The Craigieburn Range forms part of the Southern Alps in New Zealand's South Island. The range is located on the south banks of the Waimakariri River, south of Arthur's Pass and west of State Highway 73. The Craigieburn locality is adjacent to the Craigieburn Forest Park.

Named Peaks 
There are a number of named peaks located within the Craigieburn Range (north to south):
 Baldy Hill 
 Hamilton Peak 
 Nervous Knob 
 Mount Wall 
 Mount Cockayne 
 Mount Cheeseman 
 Mount Olympus 
 Mount Izard  Named after William Izard (1851–1940)
 Mount Cloudesley 
 Mount Enys 
 Carn Brea 
Willis Peak  Named after Paul Hedley Willis (1941–2011) 
 Blue Hill

Ski Fields 
The Craigieburn Valley Ski Area is located east of Hamilton Peak.
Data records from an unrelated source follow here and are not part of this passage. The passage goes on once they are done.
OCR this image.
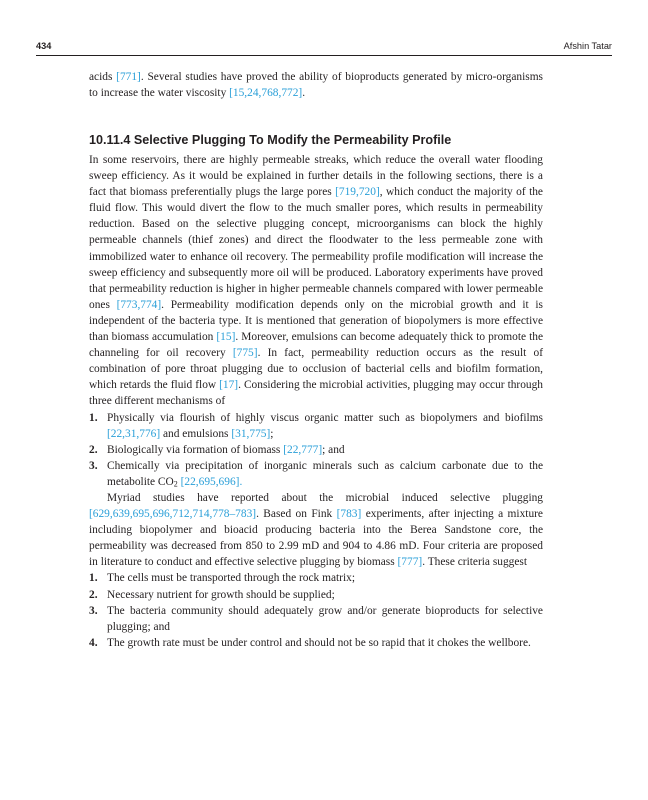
434	Afshin Tatar

acids [771]. Several studies have proved the ability of bioproducts generated by micro-organisms to increase the water viscosity [15,24,768,772].

10.11.4 Selective Plugging To Modify the Permeability Profile

In some reservoirs, there are highly permeable streaks, which reduce the overall water flooding sweep efficiency. As it would be explained in further details in the following sections, there is a fact that biomass preferentially plugs the large pores [719,720], which conduct the majority of the fluid flow. This would divert the flow to the much smaller pores, which results in permeability reduction. Based on the selective plugging concept, microorganisms can block the highly permeable channels (thief zones) and direct the floodwater to the less permeable zone with immobilized water to enhance oil recovery. The permeability profile modification will increase the sweep efficiency and subsequently more oil will be produced. Laboratory experiments have proved that permeability reduction is higher in higher permeable channels compared with lower permeable ones [773,774]. Permeability modification depends only on the microbial growth and it is independent of the bacteria type. It is mentioned that generation of biopolymers is more effective than biomass accumulation [15]. Moreover, emulsions can become adequately thick to promote the channeling for oil recovery [775]. In fact, permeability reduction occurs as the result of combination of pore throat plugging due to occlusion of bacterial cells and biofilm formation, which retards the fluid flow [17]. Considering the microbial activities, plugging may occur through three different mechanisms of

1. Physically via flourish of highly viscus organic matter such as biopolymers and biofilms [22,31,776] and emulsions [31,775];
2. Biologically via formation of biomass [22,777]; and
3. Chemically via precipitation of inorganic minerals such as calcium carbonate due to the metabolite $CO_2$ [22,695,696].

Myriad studies have reported about the microbial induced selective plugging [629,639,695,696,712,714,778–783]. Based on Fink [783] experiments, after injecting a mixture including biopolymer and bioacid producing bacteria into the Berea Sandstone core, the permeability was decreased from 850 to 2.99 mD and 904 to 4.86 mD. Four criteria are proposed in literature to conduct and effective selective plugging by biomass [777]. These criteria suggest

1. The cells must be transported through the rock matrix;
2. Necessary nutrient for growth should be supplied;
3. The bacteria community should adequately grow and/or generate bioproducts for selective plugging; and
4. The growth rate must be under control and should not be so rapid that it chokes the wellbore.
The Broken River Ski Area is located east of Nervous Knob, and north of Mount Wall. A third ski field, Mount Cheeseman, is located east of Mount Cockayne and north of the mountain from which it took its name. Also Porters ski area at the south end of the range.  All four ski fields are accessible from State Highway 73.  A fifth ski field, Mount Olympus Ski Area, is accessible via Windwhistle.